Mary Bridge Children's Hospital is a pediatric hospital located in Tacoma, Washington. It is an 82-bed facility and a state-designated level II pediatric trauma center. Mary Bridge was established in 1955 by members of Tacoma Orthopedic Association, a women's volunteer group established in 1921. Members of the Tacoma Orthopedic Association saw a need for a specialized pediatric health care center in Tacoma. Key funding came from the estate of Dr. Albert W. Bridge, a physician who practiced in Eatonville, Washington and later also opened a clinic in Tacoma. The hospital was named for his mother, Mary.

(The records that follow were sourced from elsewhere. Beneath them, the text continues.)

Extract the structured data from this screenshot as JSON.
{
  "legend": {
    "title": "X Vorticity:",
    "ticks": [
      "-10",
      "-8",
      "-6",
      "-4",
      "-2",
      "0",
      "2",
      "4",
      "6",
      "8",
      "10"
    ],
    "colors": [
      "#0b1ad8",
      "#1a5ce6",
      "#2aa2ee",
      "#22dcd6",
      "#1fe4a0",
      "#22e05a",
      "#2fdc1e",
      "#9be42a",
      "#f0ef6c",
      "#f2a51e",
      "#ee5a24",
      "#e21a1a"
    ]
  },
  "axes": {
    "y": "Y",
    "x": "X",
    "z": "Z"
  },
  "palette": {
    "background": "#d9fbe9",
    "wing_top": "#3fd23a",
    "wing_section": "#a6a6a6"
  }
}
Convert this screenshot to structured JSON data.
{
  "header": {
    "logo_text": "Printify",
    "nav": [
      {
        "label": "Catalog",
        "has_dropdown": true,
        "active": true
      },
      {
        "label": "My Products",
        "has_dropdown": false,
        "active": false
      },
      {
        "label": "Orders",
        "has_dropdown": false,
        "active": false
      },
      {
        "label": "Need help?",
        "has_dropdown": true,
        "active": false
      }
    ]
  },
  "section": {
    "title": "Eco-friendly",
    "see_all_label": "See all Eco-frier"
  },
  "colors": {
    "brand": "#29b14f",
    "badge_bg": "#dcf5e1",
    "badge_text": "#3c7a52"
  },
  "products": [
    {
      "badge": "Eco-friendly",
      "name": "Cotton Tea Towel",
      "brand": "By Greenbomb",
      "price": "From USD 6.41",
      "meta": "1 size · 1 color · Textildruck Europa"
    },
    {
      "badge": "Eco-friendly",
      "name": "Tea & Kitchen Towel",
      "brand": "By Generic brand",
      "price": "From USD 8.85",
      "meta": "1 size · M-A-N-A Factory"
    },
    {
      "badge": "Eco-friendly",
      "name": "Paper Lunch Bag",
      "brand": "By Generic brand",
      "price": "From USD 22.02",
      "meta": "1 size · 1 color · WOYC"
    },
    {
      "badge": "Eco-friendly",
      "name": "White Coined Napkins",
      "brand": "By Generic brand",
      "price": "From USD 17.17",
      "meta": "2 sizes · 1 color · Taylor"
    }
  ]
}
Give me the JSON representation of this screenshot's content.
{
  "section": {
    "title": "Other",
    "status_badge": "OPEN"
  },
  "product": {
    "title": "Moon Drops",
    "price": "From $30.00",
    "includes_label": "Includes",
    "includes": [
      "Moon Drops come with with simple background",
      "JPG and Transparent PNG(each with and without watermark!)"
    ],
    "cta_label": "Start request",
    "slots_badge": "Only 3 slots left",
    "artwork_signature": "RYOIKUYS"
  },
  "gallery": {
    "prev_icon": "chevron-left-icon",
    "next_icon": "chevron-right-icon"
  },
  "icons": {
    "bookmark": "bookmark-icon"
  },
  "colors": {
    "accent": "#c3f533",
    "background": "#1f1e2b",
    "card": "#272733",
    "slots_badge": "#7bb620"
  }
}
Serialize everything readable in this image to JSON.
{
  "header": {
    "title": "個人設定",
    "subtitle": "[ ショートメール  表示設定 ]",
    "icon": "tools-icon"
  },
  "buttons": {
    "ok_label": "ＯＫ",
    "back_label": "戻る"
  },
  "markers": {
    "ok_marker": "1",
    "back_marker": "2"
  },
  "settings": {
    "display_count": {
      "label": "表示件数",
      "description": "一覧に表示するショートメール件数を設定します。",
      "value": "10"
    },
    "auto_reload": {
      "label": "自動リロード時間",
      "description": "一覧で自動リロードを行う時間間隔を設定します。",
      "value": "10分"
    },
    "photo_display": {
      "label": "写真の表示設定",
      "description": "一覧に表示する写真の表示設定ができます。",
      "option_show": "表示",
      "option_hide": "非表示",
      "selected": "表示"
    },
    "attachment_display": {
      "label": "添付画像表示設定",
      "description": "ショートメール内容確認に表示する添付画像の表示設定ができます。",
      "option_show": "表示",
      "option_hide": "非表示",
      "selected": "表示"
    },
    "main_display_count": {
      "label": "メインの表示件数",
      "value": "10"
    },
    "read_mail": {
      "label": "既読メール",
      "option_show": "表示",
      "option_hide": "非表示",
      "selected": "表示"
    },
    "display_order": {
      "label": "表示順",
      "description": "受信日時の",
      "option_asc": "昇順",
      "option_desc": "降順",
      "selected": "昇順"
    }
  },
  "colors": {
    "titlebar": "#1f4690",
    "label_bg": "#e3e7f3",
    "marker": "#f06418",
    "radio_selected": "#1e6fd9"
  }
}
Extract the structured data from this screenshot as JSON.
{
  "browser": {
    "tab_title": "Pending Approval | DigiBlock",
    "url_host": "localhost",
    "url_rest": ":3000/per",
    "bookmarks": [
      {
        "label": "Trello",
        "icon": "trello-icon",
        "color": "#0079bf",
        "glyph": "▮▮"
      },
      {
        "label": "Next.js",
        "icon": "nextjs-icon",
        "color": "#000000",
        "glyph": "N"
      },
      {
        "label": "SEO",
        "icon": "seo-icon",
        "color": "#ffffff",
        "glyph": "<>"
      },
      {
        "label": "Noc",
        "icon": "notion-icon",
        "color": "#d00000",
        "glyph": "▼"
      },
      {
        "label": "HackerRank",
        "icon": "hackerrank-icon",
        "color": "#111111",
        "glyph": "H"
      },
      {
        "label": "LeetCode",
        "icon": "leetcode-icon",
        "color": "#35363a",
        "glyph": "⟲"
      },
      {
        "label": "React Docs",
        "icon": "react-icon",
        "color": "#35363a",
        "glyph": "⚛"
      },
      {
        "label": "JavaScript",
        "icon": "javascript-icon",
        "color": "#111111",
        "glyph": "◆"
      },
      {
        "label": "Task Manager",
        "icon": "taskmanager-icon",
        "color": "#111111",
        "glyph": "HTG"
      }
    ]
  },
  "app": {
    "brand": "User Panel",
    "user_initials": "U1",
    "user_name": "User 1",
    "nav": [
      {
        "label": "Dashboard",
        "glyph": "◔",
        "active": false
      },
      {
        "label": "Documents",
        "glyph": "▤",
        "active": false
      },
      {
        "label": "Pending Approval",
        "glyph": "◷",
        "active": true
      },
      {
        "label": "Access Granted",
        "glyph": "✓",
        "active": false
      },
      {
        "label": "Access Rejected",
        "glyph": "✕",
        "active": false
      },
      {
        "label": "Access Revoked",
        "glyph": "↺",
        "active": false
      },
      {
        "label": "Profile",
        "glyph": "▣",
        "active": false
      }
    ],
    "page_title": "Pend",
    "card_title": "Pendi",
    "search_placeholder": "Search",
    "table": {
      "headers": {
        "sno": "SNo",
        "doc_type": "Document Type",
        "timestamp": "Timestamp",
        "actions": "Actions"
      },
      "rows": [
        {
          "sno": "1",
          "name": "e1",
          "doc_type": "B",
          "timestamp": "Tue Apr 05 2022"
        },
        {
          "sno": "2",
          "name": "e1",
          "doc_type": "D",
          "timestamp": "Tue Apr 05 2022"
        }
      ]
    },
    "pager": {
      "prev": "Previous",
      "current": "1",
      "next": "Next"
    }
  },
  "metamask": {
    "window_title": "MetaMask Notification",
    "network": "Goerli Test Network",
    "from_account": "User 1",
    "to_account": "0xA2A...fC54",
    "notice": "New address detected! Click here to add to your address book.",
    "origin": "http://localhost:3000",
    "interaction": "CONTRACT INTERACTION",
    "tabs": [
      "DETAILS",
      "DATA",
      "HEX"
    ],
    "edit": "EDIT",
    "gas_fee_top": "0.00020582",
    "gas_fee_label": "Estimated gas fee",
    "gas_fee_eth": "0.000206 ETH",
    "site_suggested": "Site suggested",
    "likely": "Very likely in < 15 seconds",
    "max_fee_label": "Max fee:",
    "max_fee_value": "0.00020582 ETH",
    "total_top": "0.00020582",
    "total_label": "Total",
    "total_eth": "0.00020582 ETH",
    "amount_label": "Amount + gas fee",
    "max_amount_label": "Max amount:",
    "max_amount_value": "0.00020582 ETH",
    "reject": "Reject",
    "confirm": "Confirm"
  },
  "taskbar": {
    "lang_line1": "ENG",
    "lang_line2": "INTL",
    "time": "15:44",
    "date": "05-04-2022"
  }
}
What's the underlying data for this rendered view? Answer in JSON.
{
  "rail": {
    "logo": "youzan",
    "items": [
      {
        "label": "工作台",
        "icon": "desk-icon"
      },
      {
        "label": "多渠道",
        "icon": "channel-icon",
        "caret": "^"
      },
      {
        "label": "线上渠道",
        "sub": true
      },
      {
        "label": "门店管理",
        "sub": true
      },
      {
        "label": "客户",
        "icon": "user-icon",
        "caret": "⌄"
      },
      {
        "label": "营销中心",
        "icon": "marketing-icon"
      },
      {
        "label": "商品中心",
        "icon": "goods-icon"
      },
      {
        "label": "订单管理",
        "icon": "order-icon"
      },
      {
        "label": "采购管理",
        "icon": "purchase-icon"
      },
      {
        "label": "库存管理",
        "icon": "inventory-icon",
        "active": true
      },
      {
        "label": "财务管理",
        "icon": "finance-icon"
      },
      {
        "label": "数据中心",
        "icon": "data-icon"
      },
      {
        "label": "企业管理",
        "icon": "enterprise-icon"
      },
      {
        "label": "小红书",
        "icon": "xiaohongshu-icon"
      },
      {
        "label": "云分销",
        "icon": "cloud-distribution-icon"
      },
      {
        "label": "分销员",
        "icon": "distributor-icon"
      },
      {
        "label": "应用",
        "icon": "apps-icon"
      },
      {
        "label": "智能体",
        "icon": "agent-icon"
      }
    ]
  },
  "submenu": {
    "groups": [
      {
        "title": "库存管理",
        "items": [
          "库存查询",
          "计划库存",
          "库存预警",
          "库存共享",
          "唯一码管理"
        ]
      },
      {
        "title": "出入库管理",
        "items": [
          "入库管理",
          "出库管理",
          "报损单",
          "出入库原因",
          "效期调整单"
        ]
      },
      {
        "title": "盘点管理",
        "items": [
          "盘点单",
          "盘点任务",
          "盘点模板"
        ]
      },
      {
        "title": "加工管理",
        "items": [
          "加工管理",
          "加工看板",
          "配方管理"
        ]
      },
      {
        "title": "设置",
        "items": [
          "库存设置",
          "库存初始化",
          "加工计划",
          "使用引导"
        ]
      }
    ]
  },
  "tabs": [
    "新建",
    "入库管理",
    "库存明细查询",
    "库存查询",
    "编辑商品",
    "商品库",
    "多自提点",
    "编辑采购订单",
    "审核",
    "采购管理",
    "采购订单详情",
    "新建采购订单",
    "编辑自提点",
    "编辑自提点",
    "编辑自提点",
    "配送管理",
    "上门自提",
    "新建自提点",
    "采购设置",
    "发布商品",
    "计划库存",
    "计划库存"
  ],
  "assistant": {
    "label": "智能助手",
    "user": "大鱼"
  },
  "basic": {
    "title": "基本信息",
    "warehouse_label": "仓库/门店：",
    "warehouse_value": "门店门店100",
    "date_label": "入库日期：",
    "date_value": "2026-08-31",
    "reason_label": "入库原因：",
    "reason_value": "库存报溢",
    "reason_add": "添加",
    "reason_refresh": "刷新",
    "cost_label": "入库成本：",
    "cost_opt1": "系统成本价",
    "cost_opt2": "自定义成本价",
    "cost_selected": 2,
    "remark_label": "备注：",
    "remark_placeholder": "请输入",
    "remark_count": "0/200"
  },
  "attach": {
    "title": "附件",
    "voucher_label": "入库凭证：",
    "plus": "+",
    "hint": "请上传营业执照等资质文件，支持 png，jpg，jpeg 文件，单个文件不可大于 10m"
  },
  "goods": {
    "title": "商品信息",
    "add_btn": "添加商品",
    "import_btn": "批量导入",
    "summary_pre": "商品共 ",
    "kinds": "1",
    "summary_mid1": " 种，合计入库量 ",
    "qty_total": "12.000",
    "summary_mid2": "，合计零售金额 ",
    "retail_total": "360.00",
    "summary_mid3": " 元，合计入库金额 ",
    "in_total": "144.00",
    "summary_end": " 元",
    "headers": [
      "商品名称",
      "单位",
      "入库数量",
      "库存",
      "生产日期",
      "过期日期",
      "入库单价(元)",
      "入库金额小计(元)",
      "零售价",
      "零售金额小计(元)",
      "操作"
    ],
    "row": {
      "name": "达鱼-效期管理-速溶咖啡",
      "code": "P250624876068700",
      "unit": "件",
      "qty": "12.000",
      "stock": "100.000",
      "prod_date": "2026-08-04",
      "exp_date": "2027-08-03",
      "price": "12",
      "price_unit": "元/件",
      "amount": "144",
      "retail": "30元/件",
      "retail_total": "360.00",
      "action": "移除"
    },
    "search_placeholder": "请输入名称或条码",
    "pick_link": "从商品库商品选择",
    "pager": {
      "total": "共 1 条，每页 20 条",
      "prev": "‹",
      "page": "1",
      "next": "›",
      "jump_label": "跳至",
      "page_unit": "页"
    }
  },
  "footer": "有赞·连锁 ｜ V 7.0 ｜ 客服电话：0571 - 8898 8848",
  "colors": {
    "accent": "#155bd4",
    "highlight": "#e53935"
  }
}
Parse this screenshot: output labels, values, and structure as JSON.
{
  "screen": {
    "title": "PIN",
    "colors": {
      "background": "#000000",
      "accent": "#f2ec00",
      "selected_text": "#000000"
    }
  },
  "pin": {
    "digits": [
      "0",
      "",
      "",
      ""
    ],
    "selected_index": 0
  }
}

Mary Bridge is physically connected with Tacoma General Hospital and both hospitals are owned and operated by MultiCare Health System, a Tacoma-based not-for-profit integrated health organization. Consequently, Mary Bridge and Tacoma General cooperate extensively and share resources with each other. Mary Bridge is affiliated with the University of Washington and is an active teaching site for medical students. It also has a joint pediatric heart surgery program with Seattle Children's hospital.

==Facilities==
Mary Bridge has 82 licensed beds. It has a 13-bed pediatric intensive care unit (PICU). In 2004, a $67 million surgery center was added to the Mary Bridge campus. In 2005, the outpatient center moved into a new facility. In May 2026, the hospital moved into a new standalone facility.

==Volume of health care services==
In 2007, Mary Bridge Children's Hospital had 3,990 medical and surgical inpatient admissions, 359 pediatric intensive care unit admissions, performed 5,392 surgeries, received 30,147 emergency department visits, and 41,055 outpatient clinic visits.